Андрей огляделся – официантка за стойкой листала «Работницу», два мужика в углу спорили о футболе, старуха у кассы пересчитывала мелочь, и никто не смотрел в их сторону – все были заняты собственным выживанием.

Он открыл дипломат на коленях, ощущая ладонями холод кожи, и достал конверт – толстый, тугой, приятно тяжёлый, такой, какие бывают только тогда, когда внутри настоящие деньги, а не бумага, не кукла, не обманка.

– Д-двенадцать тысяч. Как договаривались. В-ваша доля.

Артём взял конверт, не пересчитывая – часть ритуала, демонстрация доверия, которое ничего не значило: пересчитают потом, в машине, и если сумма не сойдётся – Андрей узнает об этом. Может быть, последним, что узнает в своей жизни.

– Тиражи?

– В-варум – пять тысяч. Маликов – три. Через з-завод, как обычно. Прибавил к официальному заказу, разбил на п-партии, чтобы не бросалось в глаза, чтобы бухгалтерия не з-заметила. И не заметили – у них своих проблем хватает, им не до т-тиражей.

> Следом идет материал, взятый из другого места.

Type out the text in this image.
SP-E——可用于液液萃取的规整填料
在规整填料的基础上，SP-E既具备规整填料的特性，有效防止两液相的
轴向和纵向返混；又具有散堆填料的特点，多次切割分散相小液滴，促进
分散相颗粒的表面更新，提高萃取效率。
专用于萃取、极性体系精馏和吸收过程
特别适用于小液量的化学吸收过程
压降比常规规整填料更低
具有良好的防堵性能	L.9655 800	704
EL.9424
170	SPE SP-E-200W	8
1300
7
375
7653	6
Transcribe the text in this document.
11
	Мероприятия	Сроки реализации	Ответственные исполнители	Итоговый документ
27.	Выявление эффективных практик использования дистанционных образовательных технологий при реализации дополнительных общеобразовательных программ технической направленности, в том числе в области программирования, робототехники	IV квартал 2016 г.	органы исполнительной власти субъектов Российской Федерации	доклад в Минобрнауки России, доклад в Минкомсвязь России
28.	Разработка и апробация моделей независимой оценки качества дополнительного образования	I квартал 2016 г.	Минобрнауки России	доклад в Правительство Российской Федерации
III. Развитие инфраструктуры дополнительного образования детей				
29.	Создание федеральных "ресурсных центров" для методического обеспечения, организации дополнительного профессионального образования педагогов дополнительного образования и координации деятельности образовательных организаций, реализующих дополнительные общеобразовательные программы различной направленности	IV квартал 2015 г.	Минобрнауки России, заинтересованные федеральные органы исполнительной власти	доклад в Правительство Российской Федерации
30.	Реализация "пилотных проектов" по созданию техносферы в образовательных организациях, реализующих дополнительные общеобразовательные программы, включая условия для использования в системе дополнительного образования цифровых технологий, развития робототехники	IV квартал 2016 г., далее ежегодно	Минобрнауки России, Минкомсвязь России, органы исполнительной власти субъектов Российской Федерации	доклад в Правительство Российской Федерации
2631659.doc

В этом была красота схемы, которую он придумал сам, долгими бессонными ночами, когда лежал в темноте и считал чужие деньги, прикидывая, как сделать их своими. Левые тиражи шли по тем же каналам, что и настоящие, через те же точки, к тем же покупателям. Те же коробки, те же обложки, те же диски – печатались на том же заводе, с тех же матриц, теми же руками. Отличить пиратку от оригинала не смог бы сам артист с обложки: это и был оригинал – просто учтённый в другой бухгалтерии, с деньгами, идущими в чужой карман.

«Серебряный диск» платил за всё – за производство, за рекламу, за раскрутку, за взятки, за откаты, за всё то, без чего невозможно работать – а прибыль снимали другие. Идеальное преступление: жертва сама оплачивает расходы вора, сама несёт издержки, сама делает всю работу – а вор только собирает сливки.

– Н-наши точки работают, – продолжил Андрей, чувствуя, как заикание отступает, когда он говорит о деле, о том, в чём разбирается, в чём уверен. – Горбушка – три т-точки. Лужники – две. Черкизон – одна. П-продавцы наши, места наши, схема наша. Покупатель не отличит – да и не захочет отличать, ему всё равно, главное, чтобы музыка играла.

– А если кто заметит? – подал голос Дима, и его высокий, почти писклявый голос резанул слух – от такого человека ожидаешь баса, а не фальцета.

– Н-не заметят. У них сейчас другие п-проблемы. Сергей пропал. С деньгами. Шестьсот тысяч почти. Все б-бегают, ищут, паникуют, волосы на себе рвут. Им не до т-тиражей, им бы выжить.

– Шестьсот тысяч, – повторил Артём. Перестал жевать. Отложил вилку, откинулся на стуле, посмотрел в потолок – так прикидывают сумму, когда она заслуживает паузы. – Серьёзный человек. Далеко пойдёт, если не поймают.

– Они д-думают, он вернётся. Верят, что это недоразумение, что он объяснит, что всё н-наладится.

– Все так думают. Пока не поздно. Пока не понимают, что уже поздно.

* * *

Артём переглянулся с Димой – короткий взгляд, меньше секунды, тот взгляд, заменяющий тысячу слов, когда люди понимают друг друга без слов, – и они поднялись оба, слаженно, как по команде, как два механизма, работающие синхронно.